08 June 2020

Healthy eating for kids

"Children are born with an ability to eat to their energy needs and then stop," said Alexis Wood, an assistant professor of nutrition at Baylor College of Medicine.

Thus you can create a structured environment that enables kids to learn to trust their own bodies, allowing them to self-regulate their appetites to prevent obesity in children.

Rather than focusing on how much their child eats, parents should model how they want their children to eat and create a home environment structured to foster positive habits.

In trying to coerce kids into eating healthy foods such as whole grains or vegetables and having healthy eating behaviors, parents could inadvertently make their children overeat and past their point of fullness. But it is important to eat for their own internal satiety, not for an external reward.

By modeling, parents can give kids a framework to help set their little ones up healthy eating habits as they mature.

Pairing nutritious foods like carrots and parsnips with something sweeter, like a dipping sauce, is a way of helping kids warm up to healthier choices.

Besides just serving children foods naturally low in salt, you can instill a taste for healthier seasonings by using herbs, spices or lemon juice in your cooking instead.

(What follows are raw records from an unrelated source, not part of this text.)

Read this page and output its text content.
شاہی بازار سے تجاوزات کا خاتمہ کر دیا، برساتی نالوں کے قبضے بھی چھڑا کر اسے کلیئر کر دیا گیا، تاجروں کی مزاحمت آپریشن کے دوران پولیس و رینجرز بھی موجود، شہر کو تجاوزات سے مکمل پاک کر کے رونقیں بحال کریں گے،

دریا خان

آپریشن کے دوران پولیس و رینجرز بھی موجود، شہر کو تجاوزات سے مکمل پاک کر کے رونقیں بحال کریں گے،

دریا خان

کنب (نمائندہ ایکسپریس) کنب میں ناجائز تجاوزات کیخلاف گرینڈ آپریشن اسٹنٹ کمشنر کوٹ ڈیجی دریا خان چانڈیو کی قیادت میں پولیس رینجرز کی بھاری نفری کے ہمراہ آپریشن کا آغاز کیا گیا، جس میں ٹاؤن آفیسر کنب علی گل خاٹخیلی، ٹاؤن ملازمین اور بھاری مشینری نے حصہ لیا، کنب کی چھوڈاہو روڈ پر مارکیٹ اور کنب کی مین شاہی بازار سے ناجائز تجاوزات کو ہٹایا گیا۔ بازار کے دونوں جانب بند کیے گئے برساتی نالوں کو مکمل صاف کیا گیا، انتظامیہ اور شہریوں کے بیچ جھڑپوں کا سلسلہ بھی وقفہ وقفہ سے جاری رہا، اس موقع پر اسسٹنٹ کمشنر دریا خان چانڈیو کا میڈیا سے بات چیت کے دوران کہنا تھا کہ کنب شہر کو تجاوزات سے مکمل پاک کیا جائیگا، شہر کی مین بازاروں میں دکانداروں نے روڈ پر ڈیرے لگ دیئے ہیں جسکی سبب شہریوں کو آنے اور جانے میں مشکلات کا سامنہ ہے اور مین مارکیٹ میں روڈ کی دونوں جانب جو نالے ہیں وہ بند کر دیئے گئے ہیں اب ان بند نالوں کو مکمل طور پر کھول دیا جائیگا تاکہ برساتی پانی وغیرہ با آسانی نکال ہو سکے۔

Incorporate healthy foods into things they already like: you can pair healthy foods with more delectable ones. If your kids like ranch dressing, for instance, roll with that. Give them carrots and celery and broccoli to dip in the dressing to make the healthy stuff go down easier.

Model right eating behaviors: make sure to "enthusiastically enjoy" those foods as you eat them.

Serve healthy food consistently: kids with a sweet tooth might not gravitate toward vegetables, but you can nudge them along first by serving healthy foods without expectation that kids have to eat them and also create a household environment where "less desired” food choices are just not around.